Neither was her landing in Bombay exciting. Her means of transport was a horse-driven carriage called dak gari. The long journey to Jubalpore by road was exhausting, especially as she was at the mercy of a temperamental horse, which would sometimes squat and refuse to budge. With no knowledge of the local language and no proper food, it was an awful journey. From Jubalpore to Cawnpore she took a train. But the last stretch to Bareilly was again by dak gari. After a journey that took almost two months, she reached Bareilly in January 1870. Her luggage and medicines did not arrive until one month later.
            Clara was deluged by patients from the very first day.  Though her packet of medicines had not arrived, she had to make do with what was locally available. It was difficult to maintain segregation of Hindu, Muslim and Christian patients in her small dispensary. In her first month  she had examined three thousand patients.
            Clara decided to approach the Nawab of Rampore to sell her a piece of his land. It was a bold gesture for an unveiled woman to travel sixty miles to meet a Muslim Nawab. The Nawab had sworn that he would never allow a Christian missionary inside his city. He kept her waiting for a whole day. Then to her surprise and delight, he donated 42 acres for her project. It contained a large house, gardens and wells.
“Take it,” he said, “It is yours. I give it to you with great pleasure for such a purpose.”

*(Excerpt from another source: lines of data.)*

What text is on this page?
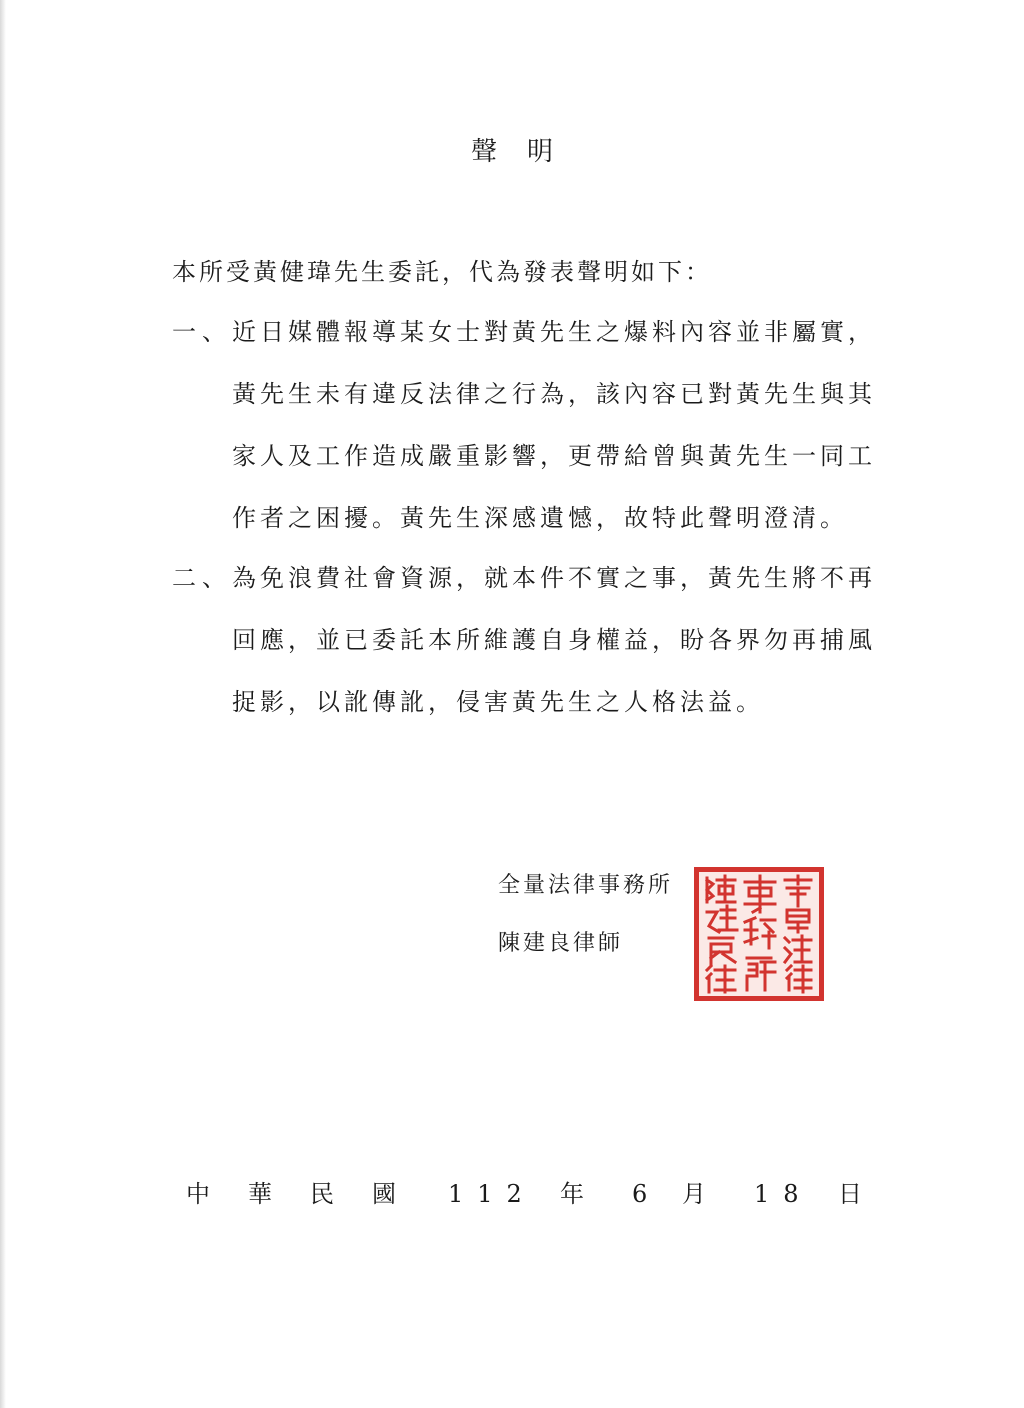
聲明
本所受黃健瑋先生委託，代為發表聲明如下：
一、 近日媒體報導某女士對黃先生之爆料內容並非屬實，
黃先生未有違反法律之行為，該內容已對黃先生與其
家人及工作造成嚴重影響，更帶給曾與黃先生一同工
作者之困擾。黃先生深感遺憾，故特此聲明澄清。
二、 為免浪費社會資源，就本件不實之事，黃先生將不再
回應，並已委託本所維護自身權益，盼各界勿再捕風
捉影，以訛傳訛，侵害黃先生之人格法益。
全量法律事務所
陳建良律師
中 華 民 國 112 年 6 月 18 日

            Clara moved into the Nawab’s property on 1st January 1872. Two years later, a hospital for women was opened. It was the first women’s hospital in all of Asia and was patronized by women from princely families. They made generous donations towards the upkeep of the hospital, which came to be known as the Palace of Healing. Women came from other states as well, even from as far as Burma. The hostility towards western medicine was gradually fading. The Nawab also permitted her to open a school for girls on his property.
            Clara trained local women to assist her in her work. Her first batch had 14 students. She taught the basics in anatomy, physiology and simple medicaments. They became proficient in compounding and dispensing. When sufficiently trained they appeared for the “Examination of 4th grade doctors.” Two civil surgeons and an American physician were the examiners. Successful candidates were given a “Certificate for practice in all ordinary diseases.”

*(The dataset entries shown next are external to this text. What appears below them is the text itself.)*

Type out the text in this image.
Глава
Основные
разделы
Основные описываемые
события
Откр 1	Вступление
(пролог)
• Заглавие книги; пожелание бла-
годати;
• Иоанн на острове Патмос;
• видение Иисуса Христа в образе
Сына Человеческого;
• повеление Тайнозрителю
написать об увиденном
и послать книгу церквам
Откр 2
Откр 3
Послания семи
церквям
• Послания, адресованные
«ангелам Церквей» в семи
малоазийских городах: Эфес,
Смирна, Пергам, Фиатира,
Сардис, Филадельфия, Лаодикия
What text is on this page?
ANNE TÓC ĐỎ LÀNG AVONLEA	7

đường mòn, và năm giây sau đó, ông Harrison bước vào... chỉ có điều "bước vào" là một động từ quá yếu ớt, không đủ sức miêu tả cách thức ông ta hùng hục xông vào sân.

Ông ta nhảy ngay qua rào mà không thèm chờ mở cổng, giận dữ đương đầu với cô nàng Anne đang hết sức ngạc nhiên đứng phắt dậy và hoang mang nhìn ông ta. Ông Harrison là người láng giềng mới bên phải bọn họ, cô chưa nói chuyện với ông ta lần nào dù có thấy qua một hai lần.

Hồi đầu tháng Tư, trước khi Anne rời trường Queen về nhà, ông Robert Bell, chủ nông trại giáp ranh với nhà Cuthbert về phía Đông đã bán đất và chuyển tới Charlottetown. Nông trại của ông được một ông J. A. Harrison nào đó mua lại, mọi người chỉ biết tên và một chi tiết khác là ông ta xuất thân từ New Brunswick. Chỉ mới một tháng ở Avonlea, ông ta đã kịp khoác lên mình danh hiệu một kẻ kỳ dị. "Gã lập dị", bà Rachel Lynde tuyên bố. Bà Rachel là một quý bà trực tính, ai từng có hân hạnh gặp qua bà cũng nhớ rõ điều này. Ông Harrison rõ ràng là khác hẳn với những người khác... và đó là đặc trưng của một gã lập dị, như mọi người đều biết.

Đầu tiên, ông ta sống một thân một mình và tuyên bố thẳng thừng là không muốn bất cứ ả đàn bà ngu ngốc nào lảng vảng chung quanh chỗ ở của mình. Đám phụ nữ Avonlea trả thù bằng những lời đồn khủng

In 1890, the school was upgraded to provide formalized medical training instead of basic training. It was now called the Christian Medical College, Ludhiana.
             Clara often fell ill due to ill-health and overwork. She had to go back to the States periodically for treatment. Now there were other trained personnel to run the hospital. When her health declined, she accepted an offer to become the personal physician of the Rani of Khetri. She held this position for ten years. It gave her the luxury of living in her own house close to the palace, with a small dispensary attached. Her assignment with the Royal family ended in 1895.
            Clara lived for 25 long years in India. There were no precedents to the kind of work she was doing among women. It was a combination of Medicine and Evangelism. She chose career over marriage, leading the way for professional women to achieve fulfillment outside the institution of marriage.
            This woman who went for home visits on the back of an elephant, lived an exciting life. But there were moments of fear too and close brushes with death on her elephant rides. Once, she was about to be washed away in a flood.
            Clara tackled social issues like female education, purdah and its disadvantages and female infanticide. She trained women in hygiene and fought to increase the age of marriage for girls. Her work stimulated interest in women’s medical education.
            Clara retired at the age of 61. She died in New York on Christmas day in 1910. She was 79 years old. Her poor health was due to overwork and many privations she suffered in India. But she will always be remembered for her ministry of healing and the concern for the spiritual well being of her patients.